Je déteste ses yeux
Chapitre 3
Quel irrespect, quel horrible et inacceptable outrage! Il y a des insultes que je ne puis souffrir : c'en est une.
Incroyable qu'Anthony Goldstein m'ait posé un lapin. À moi. S'il est vraiment gay, comment a-t-il pu résister ne serait-ce qu'à la possibilité de coucher avec Draco Malfoy? Impossible !
Ceci dit, curieusement, et l'étrangeté de cela décuple ma hargne, je ne ressens à l'égard du Serdaigle qu'une petite pointe d'irritation et de dédain. Bon, il me le paiera, et ce par un mur d'indifférence et le fait que je ne lui adresserai plus jamais la parole. Et… oui, aussi, je reste bien déçu de ne pas avoir pu m'envoyer en l'air…
Mais réellement, celui sur qui rejaillit toute ma colère et mon indignation, c'est ce satané Potter. Il a complètement gâché ma soirée. Ses manières me dérangent singulièrement, cette familiarité, cette façon de fourrer son nez dans mes affaires… S'être détestés durant six ans ne te donne pas de statut particulier, ni le moindre droit vis-à-vis moi!
Ah! Je n'en peux plus.
Le lendemain, tout le petit déjeuner, je casse les oreilles de Pansy, à médire de lui et à le maudire ; pour une fois, c'est moi qui parle trop. Je l'exaspère : tant mieux, ça m'encourage à poursuivre. Enfin, quand mes mots sont essoufflés et ma bouche complètement sèche, même si mon courroux ne s'apaise pas, je me referme dans un silence maussade, à contempler la suite des choses.

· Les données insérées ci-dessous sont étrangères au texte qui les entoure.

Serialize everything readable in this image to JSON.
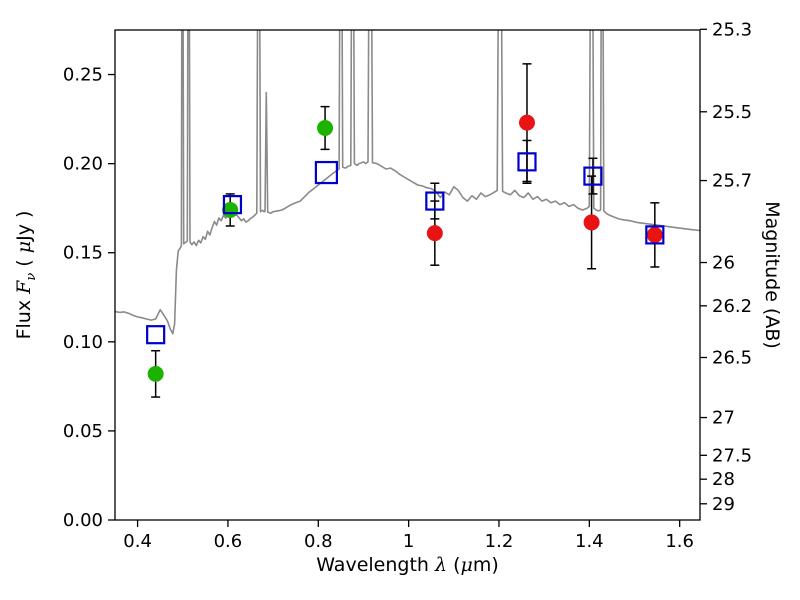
{
  "figure": {
    "background": "#ffffff"
  },
  "labels": {
    "xlabel_word": "Wavelength ",
    "xlabel_lambda": "λ",
    "xlabel_open": " (",
    "xlabel_mu": "μ",
    "xlabel_close": "m)",
    "ylabel_left_word": "Flux ",
    "ylabel_left_F": "F",
    "ylabel_left_nu": "ν",
    "ylabel_left_open": " ( ",
    "ylabel_left_mu": "μ",
    "ylabel_left_unit": "Jy )",
    "ylabel_right": "Magnitude (AB)"
  },
  "chart_data": {
    "type": "line+scatter",
    "title": "",
    "xlabel": "Wavelength λ (μm)",
    "ylabel_left": "Flux Fν ( μJy )",
    "ylabel_right": "Magnitude (AB)",
    "xlim": [
      0.35,
      1.645
    ],
    "ylim": [
      0.0,
      0.275
    ],
    "grid": false,
    "legend": false,
    "x_ticks": [
      0.4,
      0.6,
      0.8,
      1.0,
      1.2,
      1.4,
      1.6
    ],
    "x_tick_labels": [
      "0.4",
      "0.6",
      "0.8",
      "1",
      "1.2",
      "1.4",
      "1.6"
    ],
    "y_ticks_left": [
      0.0,
      0.05,
      0.1,
      0.15,
      0.2,
      0.25
    ],
    "y_tick_labels_left": [
      "0.00",
      "0.05",
      "0.10",
      "0.15",
      "0.20",
      "0.25"
    ],
    "right_axis": {
      "tick_labels": [
        "25.3",
        "25.5",
        "25.7",
        "26",
        "26.2",
        "26.5",
        "27",
        "27.5",
        "28",
        "29"
      ],
      "tick_flux_positions": [
        0.2754,
        0.2291,
        0.1905,
        0.1445,
        0.1202,
        0.0912,
        0.0575,
        0.0363,
        0.0229,
        0.0091
      ],
      "ab_zeropoint_ujy": 23.9
    },
    "layout": {
      "plot_left": 115,
      "plot_top": 30,
      "plot_right": 700,
      "plot_bottom": 520,
      "tick_len": 7
    },
    "colors": {
      "spectrum": "#8a8a8a",
      "green": "#1cb200",
      "red": "#e81414",
      "blue": "#0000cc",
      "axis": "#000000",
      "errorbar": "#000000"
    },
    "series": [
      {
        "name": "model-spectrum",
        "type": "line",
        "color_key": "spectrum",
        "stroke_width": 1.6,
        "points": [
          [
            0.35,
            0.117
          ],
          [
            0.36,
            0.1165
          ],
          [
            0.37,
            0.1168
          ],
          [
            0.38,
            0.116
          ],
          [
            0.39,
            0.1148
          ],
          [
            0.4,
            0.114
          ],
          [
            0.41,
            0.1135
          ],
          [
            0.42,
            0.1128
          ],
          [
            0.43,
            0.1122
          ],
          [
            0.44,
            0.1128
          ],
          [
            0.45,
            0.118
          ],
          [
            0.458,
            0.115
          ],
          [
            0.466,
            0.1118
          ],
          [
            0.472,
            0.1075
          ],
          [
            0.478,
            0.1045
          ],
          [
            0.482,
            0.11
          ],
          [
            0.486,
            0.14
          ],
          [
            0.49,
            0.151
          ],
          [
            0.494,
            0.1525
          ],
          [
            0.497,
            0.154
          ],
          [
            0.499,
            0.45
          ],
          [
            0.502,
            0.155
          ],
          [
            0.506,
            0.1558
          ],
          [
            0.51,
            0.1565
          ],
          [
            0.513,
            0.45
          ],
          [
            0.516,
            0.156
          ],
          [
            0.52,
            0.1545
          ],
          [
            0.525,
            0.156
          ],
          [
            0.53,
            0.154
          ],
          [
            0.535,
            0.157
          ],
          [
            0.54,
            0.1555
          ],
          [
            0.545,
            0.159
          ],
          [
            0.55,
            0.1575
          ],
          [
            0.555,
            0.162
          ],
          [
            0.56,
            0.16
          ],
          [
            0.565,
            0.164
          ],
          [
            0.57,
            0.1675
          ],
          [
            0.575,
            0.1655
          ],
          [
            0.58,
            0.1695
          ],
          [
            0.585,
            0.168
          ],
          [
            0.59,
            0.171
          ],
          [
            0.595,
            0.1695
          ],
          [
            0.6,
            0.1715
          ],
          [
            0.605,
            0.173
          ],
          [
            0.61,
            0.174
          ],
          [
            0.615,
            0.1725
          ],
          [
            0.62,
            0.171
          ],
          [
            0.625,
            0.1695
          ],
          [
            0.63,
            0.168
          ],
          [
            0.635,
            0.169
          ],
          [
            0.64,
            0.1672
          ],
          [
            0.645,
            0.168
          ],
          [
            0.65,
            0.1692
          ],
          [
            0.655,
            0.17
          ],
          [
            0.66,
            0.1712
          ],
          [
            0.664,
            0.1722
          ],
          [
            0.668,
            0.45
          ],
          [
            0.672,
            0.173
          ],
          [
            0.676,
            0.1738
          ],
          [
            0.68,
            0.173
          ],
          [
            0.682,
            0.1732
          ],
          [
            0.685,
            0.24
          ],
          [
            0.688,
            0.1728
          ],
          [
            0.695,
            0.1722
          ],
          [
            0.7,
            0.173
          ],
          [
            0.71,
            0.1735
          ],
          [
            0.72,
            0.174
          ],
          [
            0.73,
            0.1755
          ],
          [
            0.74,
            0.177
          ],
          [
            0.75,
            0.178
          ],
          [
            0.76,
            0.179
          ],
          [
            0.77,
            0.1815
          ],
          [
            0.78,
            0.184
          ],
          [
            0.79,
            0.186
          ],
          [
            0.8,
            0.188
          ],
          [
            0.81,
            0.19
          ],
          [
            0.82,
            0.192
          ],
          [
            0.83,
            0.194
          ],
          [
            0.84,
            0.196
          ],
          [
            0.846,
            0.197
          ],
          [
            0.85,
            0.45
          ],
          [
            0.854,
            0.198
          ],
          [
            0.86,
            0.1975
          ],
          [
            0.866,
            0.1985
          ],
          [
            0.872,
            0.199
          ],
          [
            0.876,
            0.45
          ],
          [
            0.88,
            0.2
          ],
          [
            0.886,
            0.199
          ],
          [
            0.89,
            0.2
          ],
          [
            0.896,
            0.2005
          ],
          [
            0.9,
            0.201
          ],
          [
            0.905,
            0.2
          ],
          [
            0.91,
            0.201
          ],
          [
            0.915,
            0.45
          ],
          [
            0.92,
            0.2005
          ],
          [
            0.93,
            0.2
          ],
          [
            0.94,
            0.1985
          ],
          [
            0.95,
            0.197
          ],
          [
            0.96,
            0.1975
          ],
          [
            0.97,
            0.196
          ],
          [
            0.98,
            0.194
          ],
          [
            0.99,
            0.1925
          ],
          [
            1.0,
            0.191
          ],
          [
            1.01,
            0.1895
          ],
          [
            1.02,
            0.188
          ],
          [
            1.03,
            0.1875
          ],
          [
            1.04,
            0.1865
          ],
          [
            1.05,
            0.186
          ],
          [
            1.06,
            0.1845
          ],
          [
            1.07,
            0.181
          ],
          [
            1.08,
            0.184
          ],
          [
            1.09,
            0.1825
          ],
          [
            1.1,
            0.187
          ],
          [
            1.11,
            0.185
          ],
          [
            1.12,
            0.181
          ],
          [
            1.13,
            0.179
          ],
          [
            1.14,
            0.182
          ],
          [
            1.15,
            0.18
          ],
          [
            1.16,
            0.1835
          ],
          [
            1.17,
            0.1815
          ],
          [
            1.18,
            0.1825
          ],
          [
            1.19,
            0.184
          ],
          [
            1.196,
            0.185
          ],
          [
            1.202,
            0.45
          ],
          [
            1.208,
            0.1845
          ],
          [
            1.215,
            0.1835
          ],
          [
            1.225,
            0.1825
          ],
          [
            1.235,
            0.185
          ],
          [
            1.245,
            0.182
          ],
          [
            1.255,
            0.181
          ],
          [
            1.265,
            0.1835
          ],
          [
            1.275,
            0.18
          ],
          [
            1.285,
            0.1815
          ],
          [
            1.295,
            0.179
          ],
          [
            1.305,
            0.18
          ],
          [
            1.315,
            0.178
          ],
          [
            1.325,
            0.179
          ],
          [
            1.335,
            0.177
          ],
          [
            1.345,
            0.178
          ],
          [
            1.355,
            0.176
          ],
          [
            1.365,
            0.177
          ],
          [
            1.375,
            0.175
          ],
          [
            1.385,
            0.174
          ],
          [
            1.395,
            0.175
          ],
          [
            1.4,
            0.176
          ],
          [
            1.405,
            0.45
          ],
          [
            1.41,
            0.175
          ],
          [
            1.415,
            0.174
          ],
          [
            1.42,
            0.1735
          ],
          [
            1.425,
            0.174
          ],
          [
            1.428,
            0.45
          ],
          [
            1.432,
            0.1735
          ],
          [
            1.438,
            0.172
          ],
          [
            1.445,
            0.171
          ],
          [
            1.455,
            0.17
          ],
          [
            1.465,
            0.169
          ],
          [
            1.475,
            0.1685
          ],
          [
            1.49,
            0.168
          ],
          [
            1.505,
            0.167
          ],
          [
            1.52,
            0.1665
          ],
          [
            1.535,
            0.166
          ],
          [
            1.55,
            0.1655
          ],
          [
            1.565,
            0.165
          ],
          [
            1.58,
            0.1645
          ],
          [
            1.595,
            0.164
          ],
          [
            1.61,
            0.1635
          ],
          [
            1.625,
            0.163
          ],
          [
            1.645,
            0.1625
          ]
        ]
      },
      {
        "name": "photometry-green-circles",
        "type": "scatter",
        "marker": "filled-circle",
        "color_key": "green",
        "marker_radius": 8,
        "points": [
          {
            "x": 0.44,
            "y": 0.082,
            "err": 0.013
          },
          {
            "x": 0.605,
            "y": 0.174,
            "err": 0.009
          },
          {
            "x": 0.815,
            "y": 0.22,
            "err": 0.012
          }
        ]
      },
      {
        "name": "photometry-red-circles",
        "type": "scatter",
        "marker": "filled-circle",
        "color_key": "red",
        "marker_radius": 8,
        "points": [
          {
            "x": 1.058,
            "y": 0.161,
            "err": 0.018
          },
          {
            "x": 1.262,
            "y": 0.223,
            "err": 0.033
          },
          {
            "x": 1.405,
            "y": 0.167,
            "err": 0.026
          },
          {
            "x": 1.545,
            "y": 0.16,
            "err": 0.018
          }
        ]
      },
      {
        "name": "model-photometry-blue-squares",
        "type": "scatter",
        "marker": "open-square",
        "color_key": "blue",
        "marker_size": 17,
        "points": [
          {
            "x": 0.44,
            "y": 0.104
          },
          {
            "x": 0.61,
            "y": 0.177
          },
          {
            "x": 0.818,
            "y": 0.195,
            "s": 21
          },
          {
            "x": 1.058,
            "y": 0.179,
            "err": 0.01
          },
          {
            "x": 1.262,
            "y": 0.201,
            "err": 0.012
          },
          {
            "x": 1.408,
            "y": 0.193,
            "err": 0.01
          },
          {
            "x": 1.545,
            "y": 0.16
          }
        ]
      }
    ]
  }
}
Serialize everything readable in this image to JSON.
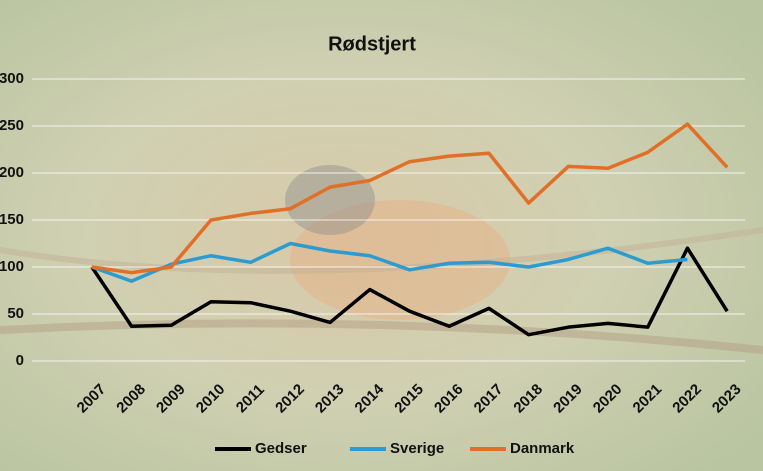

Et voici toute une suite qui n'agrémentera pas mon humeur : une journée entière de classes partagées avec le Gryffondor et le Serdaigle. Pourquoi ont-ils choisi autant des mêmes ASPIC que moi? Pour m'embêter encore ou quoi ?
Durant Métamorphose en matinée, je nie leur existence et me concentre sur le cours magistral de McGonnagal. Je crois bien sentir deux paires d'yeux quelques fois posés sur moi, mais mon aura doit suffire à les décourager d'approcher, s'ils n'y ont même que songé.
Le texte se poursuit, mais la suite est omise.